You're looking at the public cost of gutting benefits like pensions and retirement plans that keep the elderly off of public assistance. The beautiful thing about most unions is that they REDUCE the need for government to provide subsistance living for seniors! The effort to abolish unions and drive wages down will eventually raise taxes for everyone. A looming crisis is the baby boom retirement wave that will produce so many inadequately, financially prepared seniors. A political philosophy that continually depresses wages and benefits may enhance business profits in the very short term but as ordinary wage earners have less to spend the economy drags and ultimately, retirement stressed seniors need massive public assistance creating higher taxes. There is a better, more humane way: livable wages and pensions.

kwirkyMar. 8, 12 7:16 AM

good press and always good to try new things in a changing world - and with or without unions the operation will eventually be defined as a managed care facility subject to the same regulatory obligations as a nursing home. Hope it works for the people who need it.

mark44Mar. 8, 12 7:27 AM

Why is the Mpls Housing Authority involved in the construction of this building? Aren't nursing homes supposed to be under the State umbrella? It seems like this is just another example of Mpls taxpayers subsidizing another state function. I'm not saying it shouldn't be built, but is should be the state paying for it, not Mpls taxpayers.

samiamMar. 8, 12 7:50 AM

If we don't help the elderly, what does that say about us as a society?

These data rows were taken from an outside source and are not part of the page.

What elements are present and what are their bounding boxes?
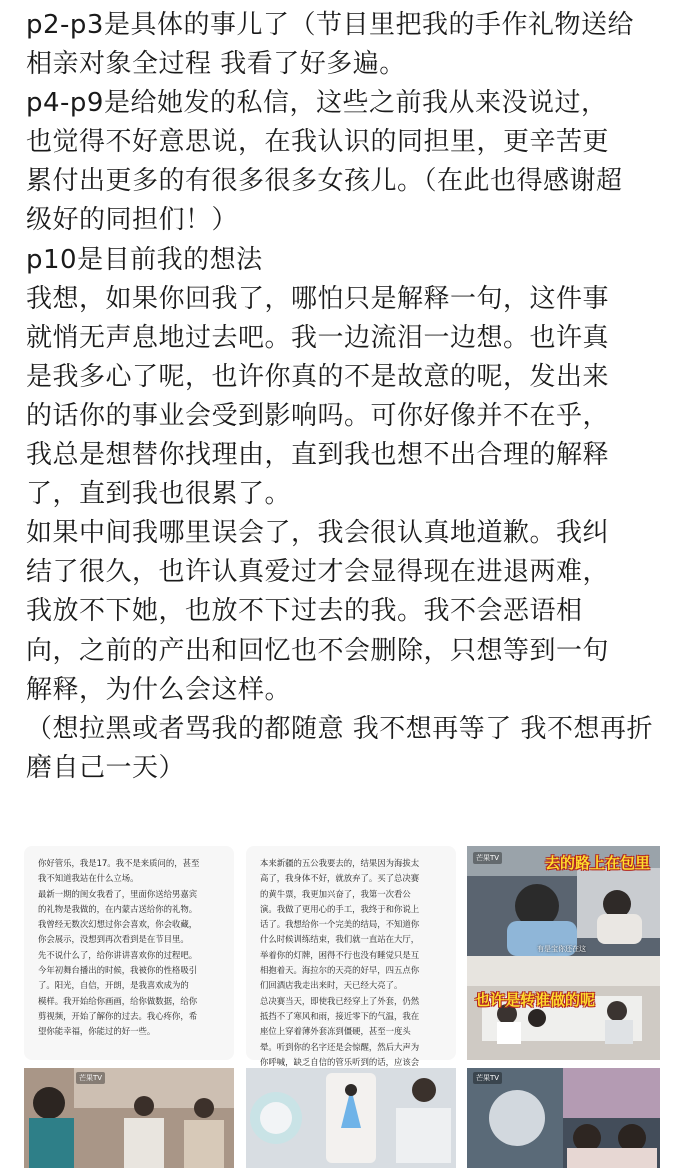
video-subtitle: 有是宝你还在这 [537,945,586,953]
image-thumbnail-handmade-gift[interactable] [246,1068,456,1168]
letter-line: 你呼喊，缺乏自信的管乐听到的话，应该会 [260,1056,420,1067]
post-text-line: 我总是想替你找理由，直到我也想不出合理的解释 [26,440,610,471]
letter-line: 们回酒店我走出来时，天已经大亮了。 [260,980,403,991]
letter-line: 话了。我想给你一个完美的结局，不知道你 [260,919,420,930]
image-thumbnail-show-scene[interactable] [24,1068,234,1168]
post-text-line: 结了很久，也许认真爱过才会显得现在进退两难， [26,557,610,588]
post-text-line: p4-p9是给她发的私信，这些之前我从来没说过， [26,88,608,119]
letter-line: 举着你的灯牌，困得不行也没有睡觉只是互 [260,949,420,960]
letter-line: 你好管乐，我是17。我不是来质问的，甚至 [38,858,200,868]
post-body [26,6,676,788]
post-text-line: 也觉得不好意思说，在我认识的同担里，更辛苦更 [26,127,610,158]
show-scene-photo [24,1068,234,1168]
post-text-line: 向，之前的产出和回忆也不会删除，只想等到一句 [26,635,610,666]
post-text-line: 累付出更多的有很多很多女孩儿。（在此也得感谢超 [26,166,623,197]
tv-logo: 芒果TV [76,1072,105,1084]
letter-line: 什么时候训练结束，我们就一直站在大厅， [260,934,420,945]
letter-line: 你会展示，没想到再次看到是在节目里。 [38,934,189,945]
letter-line: 了。阳光，自信，开朗，是我喜欢成为的 [38,980,189,991]
letter-line: 高了，我身体不好，就放弃了。买了总决赛 [260,873,420,884]
post-text-line: 的话你的事业会受到影响吗。可你好像并不在乎， [26,400,610,431]
post-text-line: p2-p3是具体的事儿了（节目里把我的手作礼物送给 [26,10,634,40]
letter-text [246,846,456,1078]
post-text-line: 解释，为什么会这样。 [26,674,292,705]
post-text-line: 磨自己一天） [26,752,186,783]
letter-line: 先不说什么了，给你讲讲喜欢你的过程吧。 [38,949,198,960]
video-caption-top: 去的路上在包里 [545,854,651,872]
tv-logo: 芒果TV [473,852,502,864]
letter-text [24,846,234,1048]
post-text-line: 就悄无声息地过去吧。我一边流泪一边想。也许真 [26,322,610,353]
letter-line: 抵挡不了寒风和雨，接近零下的气温，我在 [260,1010,420,1021]
post-text-line: 如果中间我哪里误会了，我会很认真地道歉。我纠 [26,518,610,549]
letter-line: 剪视频，开始了解你的过去。我心疼你，希 [38,1010,198,1021]
post-text-line: 了，直到我也很累了。 [26,479,292,510]
post-text-line: 是我多心了呢，也许你真的不是故意的呢，发出来 [26,361,610,392]
tv-logo: 芒果TV [473,1072,502,1084]
letter-line: 本来新疆的五公我要去的，结果因为海拔太 [260,858,420,868]
letter-line: 的黄牛票，我更加兴奋了，我第一次看公 [260,888,411,899]
post-text-line: p10是目前我的想法 [26,244,263,275]
letter-line: 相抱着天。海拉尔的天亮的好早，四五点你 [260,965,420,976]
letter-line: 演。我做了更用心的手工，我终于和你说上 [260,903,420,914]
letter-line: 晕。听到你的名字还是会惊醒，然后大声为 [260,1041,420,1052]
post-text-line: 我放不下她，也放不下过去的我。我不会恶语相 [26,596,583,627]
letter-line: 模样。我开始给你画画，给你做数据，给你 [38,995,198,1006]
post-text-line: 级好的同担们！） [26,205,239,236]
letter-line: 最新一期的闺女我看了，里面你送给男嘉宾 [38,888,198,899]
image-thumbnail-letter-1[interactable] [24,846,234,1060]
image-thumbnail-tv-show[interactable] [467,846,660,1060]
post-text-line: 相亲对象全过程 我看了好多遍。 [26,49,406,80]
post-text-line: （想拉黑或者骂我的都随意 我不想再等了 我不想再折 [26,713,654,744]
image-thumbnail-letter-2[interactable] [246,846,456,1067]
letter-line: 我不知道我站在什么立场。 [38,873,139,884]
handmade-gift-photo [246,1068,456,1168]
letter-line: 望你能幸福，你能过的好一些。 [38,1026,156,1037]
letter-line: 座位上穿着薄外套冻到僵硬，甚至一度头 [260,1026,411,1037]
post-text-line: 我想，如果你回我了，哪怕只是解释一句，这件事 [26,283,610,314]
letter-line: 我曾经无数次幻想过你会喜欢，你会收藏， [38,919,198,930]
letter-line: 今年初舞台播出的时候，我被你的性格吸引 [38,965,198,976]
video-caption-middle: 也许是转谁做的呢 [475,991,596,1009]
letter-line: 的礼物是我做的，在内蒙古送给你的礼物。 [38,903,198,914]
letter-line: 总决赛当天，即使我已经穿上了外套，仍然 [260,995,420,1006]
image-thumbnail-collage[interactable] [467,1068,660,1168]
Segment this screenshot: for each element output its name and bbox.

jim2011beamMar. 8, 12 8:01 AM

The rotunda features a sweeping curved staircase. Sounds like artwork to me. How many seniors with canes, walkers and in wheelchairs will use a "sweeping curved staircase"?

gbrauerMar. 8, 12 8:33 AM

jim2011beam - not many, but at my mom's care facility many other residents and guest do use the stairs. (She is in a private care facility.)

mnfishMar. 8, 12 8:53 AM

Now, if we could only have this type of warm fuzzy feeling on the issue of helping young families get into affordable homes, it'd be great. With the lack of wages and jobs currently, many young families are struggling more than their elders. One big difference is....their elders lived during the greatest growth this country has ever seen, and still many are ending up on public assistance. Can you say lack of planning?

pdxtranMar. 8, 12 9:42 AM

mnfish: The period of greatest prosperity was not equally prosperous for all, especially women. When my grandfather died in the early 1960s, my grandmother found that he had arranged for payment of his survivors' pension to her to stop after 5 years. (Thanks to the feminist movement, he would no longer be able to do this.) His will said that he didn't want his pension money going to her second husband. Well, she never remarried and as a traditional housewife who had never held more than an occasional part-time job, she was dependent on Social Security for the rest of her life.

While my grandparents weren't poor, there were still poor people, even during the period of greatest prosperity. Planning had nothing to do with it.